Бабка повздыхала-повздыхала и уплелась в кухню разогревать Степочке кефир.
Выпив кефир, Степан вновь принялся разглядывать белые прожилки на стакане. Неожиданно включился уличный фонарь, и окошко Степы засветилось желтым. Мальчик отодвинул занавеску. Белые морозные узоры на стекле озолотились. У Степы перехватило дух – так красиво, так волшебно это было! Степа поднес стакан к окошку и нашел, что след от кефира и разрисованное морозом окно – родные друг другу.
– Ах тебя! Ты зачем на окно взобрался?! Марш в постель! Я сейчас отца с ремнем позову!
Степан мгновенно юркнул в постель. Бывало, что ему от отца влетало. Боли мальчик не чувствовал, глубокая обида рвала ему сердце. Да, он слишком медлителен, его постоянно нужно было подгонять, но ведь за это нельзя наказывать. Родители почему-то скоро жили, все торопились куда-то. А Степе нравилось будто бы читать жизнь и про деда покойного думать. Конечно, он и не ведал, что читает ее, просто жил, вел себя так, как подсказывало сердце.
– Лег?! – пробасил отец, проходя мимо детской.

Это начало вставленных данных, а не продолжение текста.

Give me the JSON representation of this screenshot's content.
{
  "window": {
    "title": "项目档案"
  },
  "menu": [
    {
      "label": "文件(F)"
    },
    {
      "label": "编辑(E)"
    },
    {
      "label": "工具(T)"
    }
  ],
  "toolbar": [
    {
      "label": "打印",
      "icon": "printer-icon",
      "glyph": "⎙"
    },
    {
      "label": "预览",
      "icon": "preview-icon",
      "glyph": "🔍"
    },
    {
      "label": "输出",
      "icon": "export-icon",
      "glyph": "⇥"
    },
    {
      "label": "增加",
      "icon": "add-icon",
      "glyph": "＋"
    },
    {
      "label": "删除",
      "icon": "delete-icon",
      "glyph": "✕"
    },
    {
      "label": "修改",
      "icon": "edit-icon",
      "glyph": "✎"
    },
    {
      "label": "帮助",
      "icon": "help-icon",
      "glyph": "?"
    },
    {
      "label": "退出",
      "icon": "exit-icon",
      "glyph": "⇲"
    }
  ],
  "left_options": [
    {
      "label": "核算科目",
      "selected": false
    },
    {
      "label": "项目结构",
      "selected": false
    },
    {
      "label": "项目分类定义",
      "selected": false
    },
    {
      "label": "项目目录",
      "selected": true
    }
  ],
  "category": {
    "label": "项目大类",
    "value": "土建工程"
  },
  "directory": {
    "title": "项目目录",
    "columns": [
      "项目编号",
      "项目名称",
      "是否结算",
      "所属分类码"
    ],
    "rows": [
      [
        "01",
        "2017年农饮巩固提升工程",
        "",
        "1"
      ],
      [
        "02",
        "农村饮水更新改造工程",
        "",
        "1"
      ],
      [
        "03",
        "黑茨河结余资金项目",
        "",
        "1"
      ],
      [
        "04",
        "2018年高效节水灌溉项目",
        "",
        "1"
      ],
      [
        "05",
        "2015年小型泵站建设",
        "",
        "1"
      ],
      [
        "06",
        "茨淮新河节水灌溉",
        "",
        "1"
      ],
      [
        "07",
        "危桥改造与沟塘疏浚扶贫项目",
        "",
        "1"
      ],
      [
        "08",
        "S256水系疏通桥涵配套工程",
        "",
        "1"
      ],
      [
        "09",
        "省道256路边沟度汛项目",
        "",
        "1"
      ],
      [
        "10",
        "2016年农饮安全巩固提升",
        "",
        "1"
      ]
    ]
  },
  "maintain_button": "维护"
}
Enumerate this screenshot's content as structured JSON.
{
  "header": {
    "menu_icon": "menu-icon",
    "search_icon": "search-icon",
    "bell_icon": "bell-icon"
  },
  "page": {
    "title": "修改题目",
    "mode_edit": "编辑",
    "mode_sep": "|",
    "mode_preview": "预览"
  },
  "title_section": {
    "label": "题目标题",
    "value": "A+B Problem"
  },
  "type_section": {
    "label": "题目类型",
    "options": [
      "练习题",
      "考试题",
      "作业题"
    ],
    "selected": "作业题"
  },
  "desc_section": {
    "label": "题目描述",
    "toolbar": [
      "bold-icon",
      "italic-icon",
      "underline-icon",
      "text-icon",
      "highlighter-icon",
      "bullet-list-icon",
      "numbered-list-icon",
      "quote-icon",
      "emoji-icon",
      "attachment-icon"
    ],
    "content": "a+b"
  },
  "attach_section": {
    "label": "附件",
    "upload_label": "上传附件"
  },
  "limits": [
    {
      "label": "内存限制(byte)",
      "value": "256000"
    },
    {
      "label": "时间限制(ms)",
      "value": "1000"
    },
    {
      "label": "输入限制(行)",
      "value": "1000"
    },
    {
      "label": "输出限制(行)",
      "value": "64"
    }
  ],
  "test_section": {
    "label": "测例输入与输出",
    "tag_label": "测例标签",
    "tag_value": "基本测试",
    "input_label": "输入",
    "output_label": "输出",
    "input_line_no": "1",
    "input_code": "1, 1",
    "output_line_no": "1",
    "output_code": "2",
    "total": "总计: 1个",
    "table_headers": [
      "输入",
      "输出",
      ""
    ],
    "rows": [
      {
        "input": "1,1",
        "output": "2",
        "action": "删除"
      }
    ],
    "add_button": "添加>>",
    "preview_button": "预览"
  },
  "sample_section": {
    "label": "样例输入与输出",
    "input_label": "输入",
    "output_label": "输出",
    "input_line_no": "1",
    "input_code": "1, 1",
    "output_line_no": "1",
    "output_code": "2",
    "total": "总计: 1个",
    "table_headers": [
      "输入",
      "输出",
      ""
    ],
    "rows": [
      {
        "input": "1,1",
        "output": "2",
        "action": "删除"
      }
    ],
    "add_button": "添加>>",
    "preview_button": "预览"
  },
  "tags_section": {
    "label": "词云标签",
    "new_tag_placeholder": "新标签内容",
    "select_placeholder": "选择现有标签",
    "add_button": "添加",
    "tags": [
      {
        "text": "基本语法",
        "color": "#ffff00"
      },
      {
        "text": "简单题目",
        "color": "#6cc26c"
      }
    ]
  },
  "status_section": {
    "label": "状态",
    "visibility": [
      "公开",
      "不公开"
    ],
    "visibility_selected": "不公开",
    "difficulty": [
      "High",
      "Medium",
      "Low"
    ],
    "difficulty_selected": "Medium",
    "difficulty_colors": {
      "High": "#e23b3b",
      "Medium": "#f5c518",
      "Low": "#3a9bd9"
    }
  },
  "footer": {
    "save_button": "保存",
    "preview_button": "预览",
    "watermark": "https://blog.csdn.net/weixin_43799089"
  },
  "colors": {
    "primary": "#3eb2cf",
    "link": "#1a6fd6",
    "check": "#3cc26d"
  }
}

– Лег, лег! – залебезила бабушка.
Отец с матерью еще долго не могли угомониться, все читали инструкцию к вязальной машине. Бабушка им не мешала, она будто их боялась, избегала быть рядом, старалась забиться в свой уголок. Днем, когда сына и снохи не было, бабка царицей ходила по комнатам, волоча за собой телефонный провод, а при них она почему-то стеснялась себя. Хотя квартиру, где они жили, дали именно ей, как человеку, который от звонка до звонка отработал на заводе. Захоти она – сын со снохой покатились бы обратно в свою институтскую общагу…
– Бабу! – тихо позвал внук.
– Чего не спишь?! Мать услышит – заругается.
– Бабу, иди ко мне.
Старушка открыла дверь, вошла и присела на кровать.
– Бабу, про деда покойного расскажи.
– Я ж тебе рассказывала, много раз…
– А папа похож на него?
– Вылитый.
– А я?
– А ты совсем одно лицо.
– Бабу, а дед покойный тебя любил?
– Как с принцессой обращался. На руках носил.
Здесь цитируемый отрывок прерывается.